After we are first given the Multiple Sclersis diagnosis, it can sometimes be difficult to deal with the shock factor of how devastating the the effects of Multiple Sclerosis can be often be on our overall health. Depending on how mild to severe your particular set of MS symptoms have become, you may have to give up doing a few or many of the things that you enjoyed doing previously because your body no longer functions enough for you to be able to do the things that you really loved doing before Multiple Sclerosis entered your life.
I know how it feels to have to give up doing the majority of what I loved to do previously - almost over night - because of how severe my particular case of Multiple Sclerosis was when I was first given the diagnosis of Multiple Sclerosis. I didn't realize at the time that the very mild symptoms that I had as my initial symptoms of MS, that appeared within the 2 years before I was actually diagnosed with Multiple Sclerosis, were actually signalling that I had a much more severe health condition than I could have ever imagined.
I didn't realize until about 2 weeks before I was admitted to the hospital and then given the diagnosis of Multiple Sclerosis, that something was severely wrong with my health. My case of Multiple Sclerosis was fast moving, after the initial subtle systems first appeared and my health quickly went down hill. After I was given the Multiple Sclerosis diagnosis, and my life was turned upside down, I was constantly being asked how I could handle the drastic changes that Multiple Sclerosis had brought into my life? "How can you cope with Multiple Sclerosis?" was said to me so often, within the first few weeks after I was diagnosed, but I don't really registered at the time as to how sick I really was at the time. But even after I was first diagnosed with MS, my case of Multiple Sclerosis kept getting worse over the next 2 months (as if it could get any worse for how terrible I looked when I first went in the hospital).

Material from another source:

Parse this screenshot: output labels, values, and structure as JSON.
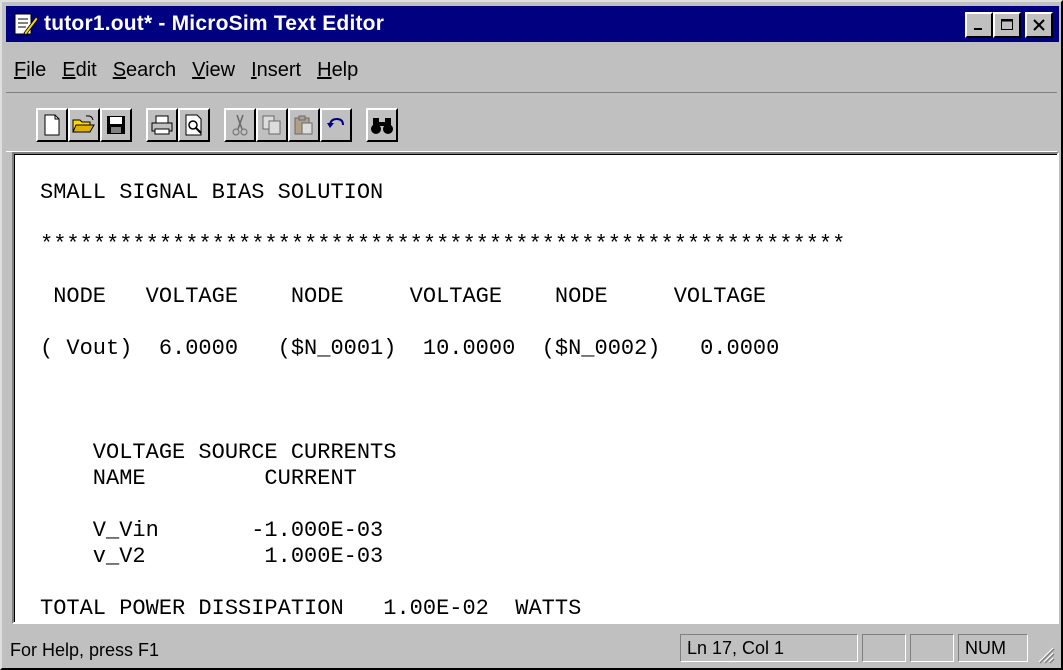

In spite of all that I went through in such a short period of time, because of the effects of Multiple Sclerosis on my overall health, I made a choice to choose not to give up, at least that sounded like a good plan at first. Thinking back on it all now, I had decided, at the time, that I had 2 choices to choose between. I could either allow myself to be extremely depressed (which would not help me to get better at all) or I could find a way to deal with the way that I felt inside (at least initially). I had remembered that in the past, before I was diagnosed with Multiple Sclerosis whenever I had any kind of adversity or bad thing, enter my life, I would find some way to look on the bright side of the situation or look at the silver lining, in spite of any of the terrible things that were actually going on in my life at the time. I have heard the saying, "when life gives you a bunch of lemons, you just make lemonade" -- but this wasn't like having the flu or some other short term illness. This was a much longer term illness than I ever could have imaginged having to learn to "cope with".
After I was first diagnosed with Multiple Sclerosis, I wasn't really even sure what MS was at the time. But after I found out more about it, I made up my mind that I wouldn't let the news about me being given the diagnosis of Multiple Sclerosis get me severely depressed, since I was bound to just get sicker if I let myself get too depressed all of the time. One thing that helped me at first is that quite a few of my friends came to visit me, when I was in the hospital, when I was first diagnosed. I was so sick at first that I was kept in the hosipital for 6 weeks. After the first 2 weeks, my friends stopped visiting me and being by myself in the hospital made how severe my health condition had become start to sink in more.
So, I decided that I would meet people, while I was in the hospital. I have always found that if I can find a way to cheer up other people, that it helped me to feel better too. The first week that I was in the hospital, I was in intensive care, until they "figured out" what was wrong with me. After I was diagnosed and my condition was down graded, I was moved to the rehabilitation floor.
I still didn't understand much about how Multiple Sclerosis can make you feel extremely fatigued by everything that you do. I didn't know that Multiple Sclerosis can make it so that many MS symptoms can appear that are very strange to say the least. I didn't know anything about ms numbness, ms nerve pain, ms vision problems, or anything else that was part of the "package deal" when it came to having Multiple Sclerosis.
I had used the adversity in my own life to help not to give e up when things were also very upsetting and maybe even depressing.